The only real workaround is to create a new cluster with checksums enabled, and then use logical subscriptions to move the data over. This procedure is a kind of Swiss Army knife which can also ease major version upgrades, collation changes, and other major conversions where it's simply easier to abandon the old cluster rather than modify it. But that's not exactly a simple proposition either.

Thankfully, there's now an alternative.

Behind the Scenes

Let's finally cut to the chase: Postgres 19 makes it possible to toggle checksums on a running cluster. Better yet, it's just a single function call:

SELECT pg_enable_data_checksums();

That single call kicks off the whole process in the background. Under the hood, Postgres spawns a worker for each database in the cluster. Each worker walks through every page, marking buffers dirty so that a valid checksum gets written on the next disk flush. The work is WAL-logged and replicated, so standbys are also implicitly converted. Just start the job and get on with your day.

Processing every page on a busy system is still a lot of I/O, so the function accepts the same kind of throttling knobs that cost-based vacuum uses:

SELECT pg_enable_data_checksums(cost_delay => 10, cost_limit => 500);

The cost_delay and cost_limit arguments tell the background workers to ease off, trading a longer total runtime for less impact on production traffic. If the cluster is quiet, leave them out and it churns through every page as fast as the storage subsystem will allow. It's nice to have options.

But how do we know when it's actually done?

Watching It Happen

This is where a small but incredibly convenient change shows up. The read-only data_checksums parameter has been around forever, but it used to be a plain boolean: checksums were either on or off. Postgres 19 changes that to an enum, exposing the other new states:

SHOW data_checksums;

 data_checksums 
----------------
 inprogress-on

The four possible values are off, inprogress-on, on, and inprogress-off. When being enabled, the cluster moves from off to inprogress-on while the workers do their thing. It only flips to a confident on once every page across every database carries a valid checksum.

Disabling runs the same play in reverse, and it's even quicker:

SELECT pg_disable_data_checksums();

That moves the cluster from on to inprogress-off, and once every active backend has stopped trying to validate pages, it settles into off. Turning checksums off doesn't require rewriting anything, so it's nearly instant; Postgres just stops checking. But really, why would we ever do that?

Final Thoughts

Looking back, it's kind of hard to believe how long this particular wart persisted. Checksums shipped with 9.3 back in September of 2013! The (offline) conversion tool didn't arrive until version 12, six years later. Postgres 18 finally switched to the safer default. And now version 19 makes it possible to change on a running system.

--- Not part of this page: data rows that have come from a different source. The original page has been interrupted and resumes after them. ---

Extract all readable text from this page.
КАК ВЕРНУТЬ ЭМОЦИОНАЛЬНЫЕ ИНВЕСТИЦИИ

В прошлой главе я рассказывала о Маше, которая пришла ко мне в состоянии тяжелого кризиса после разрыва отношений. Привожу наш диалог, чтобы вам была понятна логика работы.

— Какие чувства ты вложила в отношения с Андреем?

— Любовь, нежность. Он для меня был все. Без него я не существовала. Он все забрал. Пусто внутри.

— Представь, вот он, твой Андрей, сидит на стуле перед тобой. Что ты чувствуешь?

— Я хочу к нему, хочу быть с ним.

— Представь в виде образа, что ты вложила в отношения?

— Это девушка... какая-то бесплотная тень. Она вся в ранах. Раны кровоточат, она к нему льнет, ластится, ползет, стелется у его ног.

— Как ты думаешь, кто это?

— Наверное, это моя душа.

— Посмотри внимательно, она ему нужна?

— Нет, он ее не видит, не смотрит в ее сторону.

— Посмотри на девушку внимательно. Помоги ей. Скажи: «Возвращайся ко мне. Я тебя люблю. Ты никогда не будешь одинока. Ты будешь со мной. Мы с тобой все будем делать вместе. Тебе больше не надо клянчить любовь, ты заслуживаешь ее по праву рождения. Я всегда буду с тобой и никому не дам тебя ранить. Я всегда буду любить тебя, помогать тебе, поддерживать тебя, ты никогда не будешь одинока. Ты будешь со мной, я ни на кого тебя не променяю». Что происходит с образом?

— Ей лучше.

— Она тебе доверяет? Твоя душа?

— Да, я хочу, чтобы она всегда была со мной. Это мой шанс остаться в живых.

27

The price of admission meant a lot of DBAs simply avoided converting existing clusters, and went without valuable protection due to a questionable default.

Postgres 19 still doesn't make the cost of entry "free", and I wouldn't trust anyone who claimed it did. You still pay in WAL and background I/O during conversion, and the throttle settings aren't just there for decoration. That said, "pay in tunable background I/O" and "pay in a multi-hour outage" are not even in the same universe of impact. One is a mild annoyance, while the other probably relegated countless clusters to remain checksum-free.

So if you've got an older cluster humming away without checksums, worry not! This is the release that removes the final obstruction to embracing full data integrity on such systems. If you have one of these clusters, try the latest Postgres 19 beta on a restored backup in a safe sandbox environment. Check how long the conversion process takes, try it with different IO tuning knobs, and develop a playbook for your production instance. Postgres 19 is coming very soon now, and you'll be ready when it does.